ARONJ is a well-defined clinical disease with consistent radiographic findings to include osteosclerosis, osteolysis, dense woven bone, thickened lamina dura, subperiosteal bone deposition, and failure of postsurgical remodeling. Panoramic radiography is routinely used because it is one of the least expensive modalities for viewing the jaw. On the panoramic radiograph, bony sequestra, osteonecrosis, and metastatic lesion(s) are readily identifiable. In ARONJ diagnosis, panoramic imaging can be used as an initial study for evaluating the jaw, although it may not reveal any significant changes for early stage ARONJ, but late stages may resemble periapical inflammatory lesions or osteomyelitis.

Computed tomography (CT) is another modality that can be used for differential diagnosis. CT may reveal a higher bone density with bony sequestration in advanced ARONJ cases. Cone beam CT gives details on thickness of cortex, integrity and bone marrow involvement, cancellous bone mineral density, and irregularities after tooth extraction.

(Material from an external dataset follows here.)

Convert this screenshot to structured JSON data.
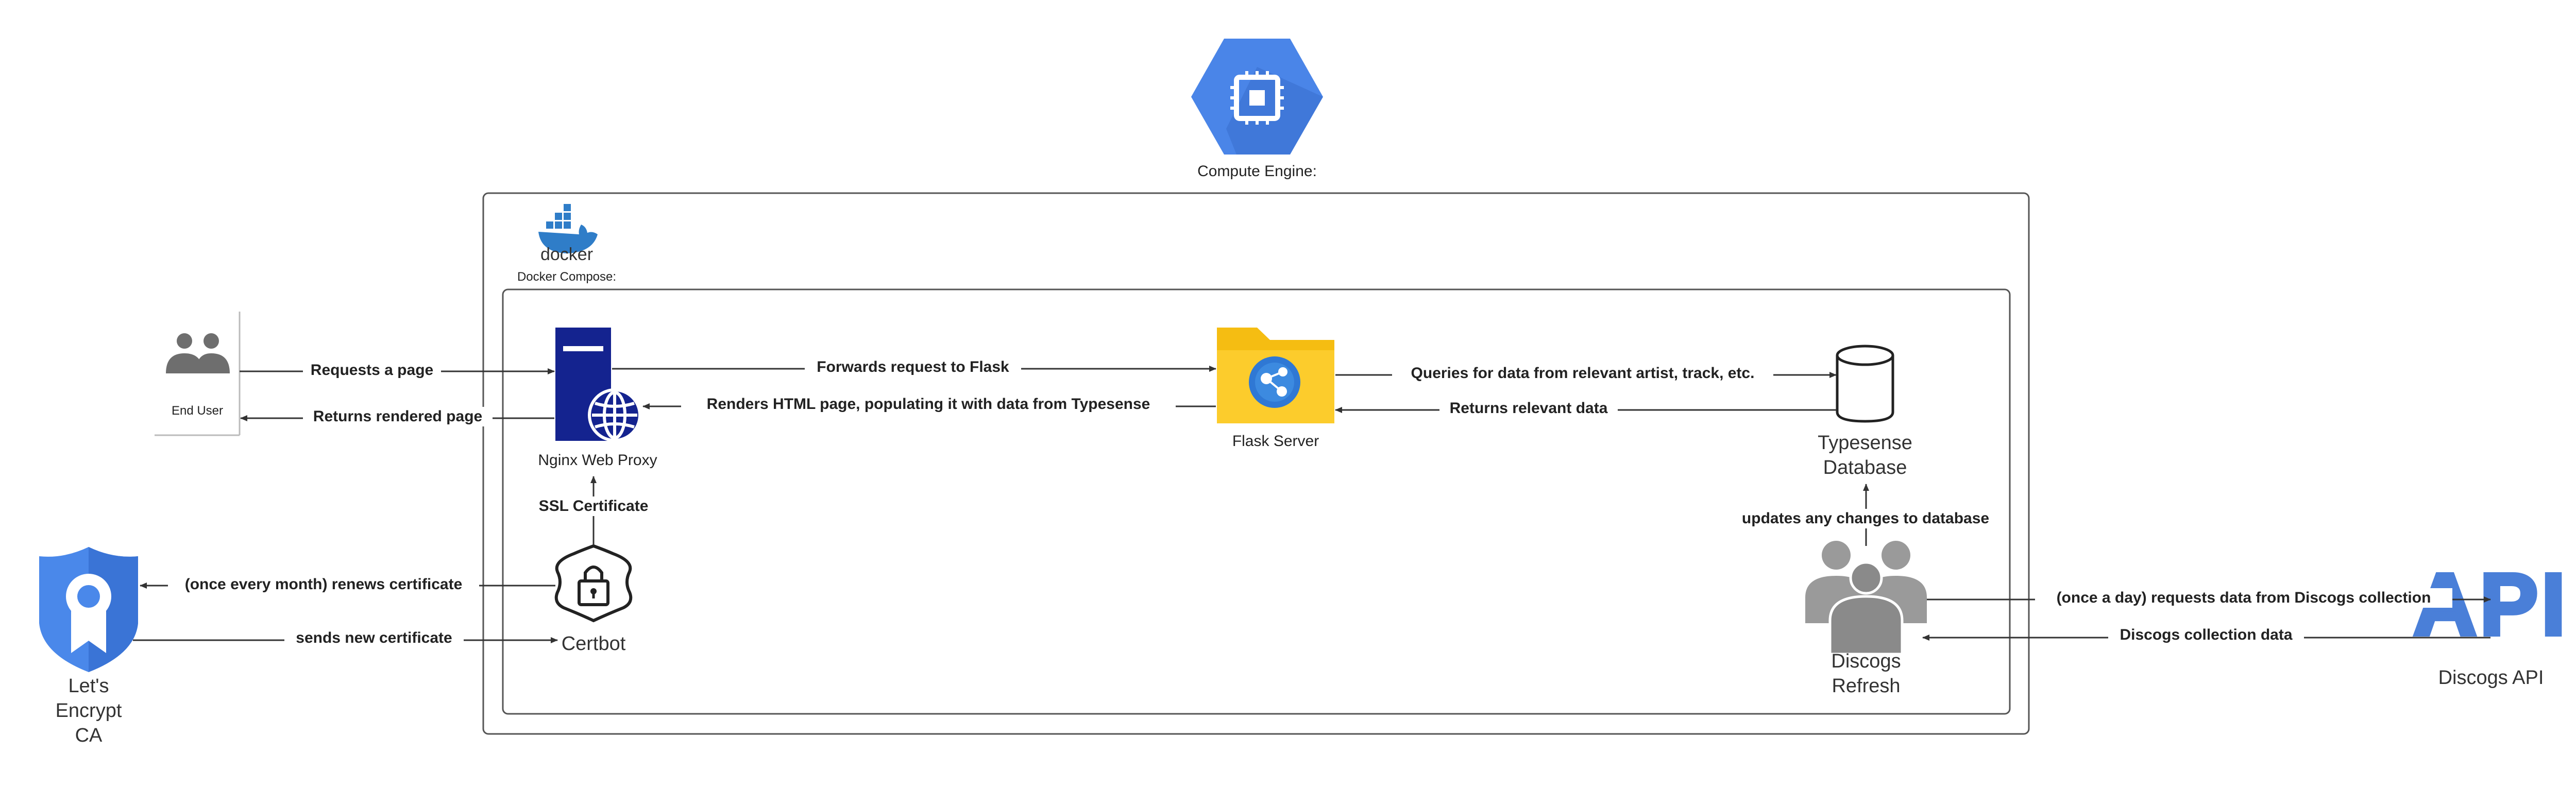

Magnetic resonance imaging (MRI) can be useful in assessing osteonecrosis or ischemia with the use of contrast; however, it may give false-positive results. The histopathologic changes of necrotic bone are comparable and are depicted similarly by MRI. MRI can show bone marrow changes associated with edema or inflammation resulting from an increase in water content, which replaces the normal fatty bone marrow. On MRI, these changes in marrow are seen as low signal intensity on T1-weighted imaged and a high signal intensity on T2-weighted images. There is speculation that marrow edema is not a part of the pathogenesis of ARONJ as seen in avascular bone necrosis and MRI may be of limited use in the diagnosis of ARONJ.

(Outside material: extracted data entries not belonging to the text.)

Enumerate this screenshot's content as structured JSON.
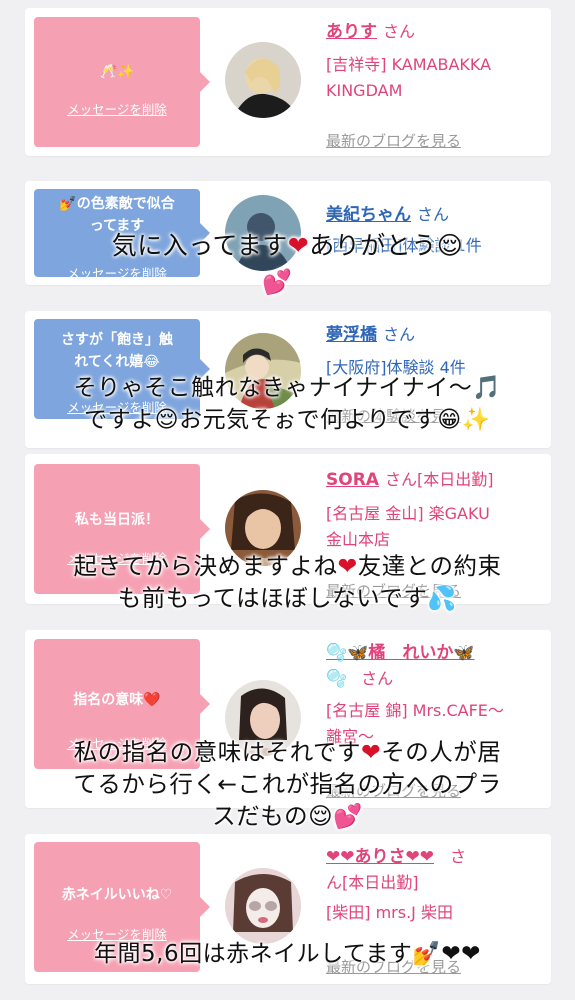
{
  "cards": [
    {
      "bubble_text": "🥂✨",
      "delete_label": "メッセージを削除",
      "name": "ありす",
      "honorific": "さん",
      "shop_line1": "[吉祥寺] KAMABAKKA",
      "shop_line2": "KINGDAM",
      "link": "最新のブログを見る"
    },
    {
      "bubble_line1": "💅の色素敵で似合",
      "bubble_line2": "ってます",
      "delete_label": "メッセージを削除",
      "name": "美紀ちゃん",
      "honorific": "さん",
      "shop_line1": "[西早稲田]体験談 1件"
    },
    {
      "bubble_line1": "さすが「飽き」触",
      "bubble_line2": "れてくれ嬉😂",
      "delete_label": "メッセージを削除",
      "name": "夢浮橋",
      "honorific": "さん",
      "shop_line1": "[大阪府]体験談 4件",
      "link": "最新の体験談を見る"
    },
    {
      "bubble_text": "私も当日派！",
      "delete_label": "メッセージを削除",
      "name": "SORA",
      "honorific": "さん",
      "status": "[本日出勤]",
      "shop_line1": "[名古屋 金山] 楽GAKU",
      "shop_line2": "金山本店",
      "link": "最新のブログを見る"
    },
    {
      "bubble_text": "指名の意味❤️",
      "delete_label": "メッセージを削除",
      "name": "🫧🦋橘　れいか🦋",
      "name_line2": "🫧",
      "honorific": "さん",
      "shop_line1": "[名古屋 錦] Mrs.CAFE〜",
      "shop_line2": "離宮〜",
      "link": "最新のブログを見る"
    },
    {
      "bubble_text": "赤ネイルいいね♡",
      "delete_label": "メッセージを削除",
      "name": "❤❤ありさ❤❤",
      "honorific": "さ",
      "honorific_line2": "ん",
      "status": "[本日出勤]",
      "shop_line1": "[柴田] mrs.J 柴田",
      "link": "最新のブログを見る"
    }
  ],
  "overlays": [
    {
      "text_a": "気に入ってます",
      "text_b": "ありがとう😌",
      "text_c": "💕"
    },
    {
      "line1": "そりゃそこ触れなきゃナイナイナイ〜🎵",
      "line2": "ですよ😌お元気そぉで何よりです😁✨"
    },
    {
      "line1_a": "起きてから決めますよね",
      "line1_b": "友達との約束",
      "line2": "も前もってはほぼしないです💦"
    },
    {
      "line1_a": "私の指名の意味はそれです",
      "line1_b": "その人が居",
      "line2": "てるから行く←これが指名の方へのプラ",
      "line3": "スだもの😌💕"
    },
    {
      "text": "年間5,6回は赤ネイルしてます💅❤❤"
    }
  ],
  "colors": {
    "pink": "#f6a1b3",
    "blue": "#7ea5dd",
    "name_pink": "#e0447a",
    "name_blue": "#2f67b8",
    "heart": "#d8102a"
  }
}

Bone scintigraphy is mostly used in diagnosis and management of metastatic disease. It can provide information regarding local metabolic and vascular changes, is highly sensitive to detecting bony involvement, and facilitates earlier diagnosis than conventional radiographs. In a retrospective study conducted at Kaiser by O’Ryan and colleagues, 35 patients with previous plantar technetium (Tc) 99 methylene diphosphate or hydroxymethylene diphosphonate bone scintigraphy, 23 (65.7%) showed positive tracer uptake in the areas that later developed ARONJ. ¹⁸ F-fluorodeoxyglucose positron emission tomography (FDG-PET)/CT is another diagnostic tool used in the evaluation of patients with metastatic disease and can also be used to identify subclinical areas of hypermetabolic activity in the jaw of patients with ARONJ. However, definitive diagnosis can only be determined by biopsy because FDG-PET cannot differentiate between malignancy and ARONJ.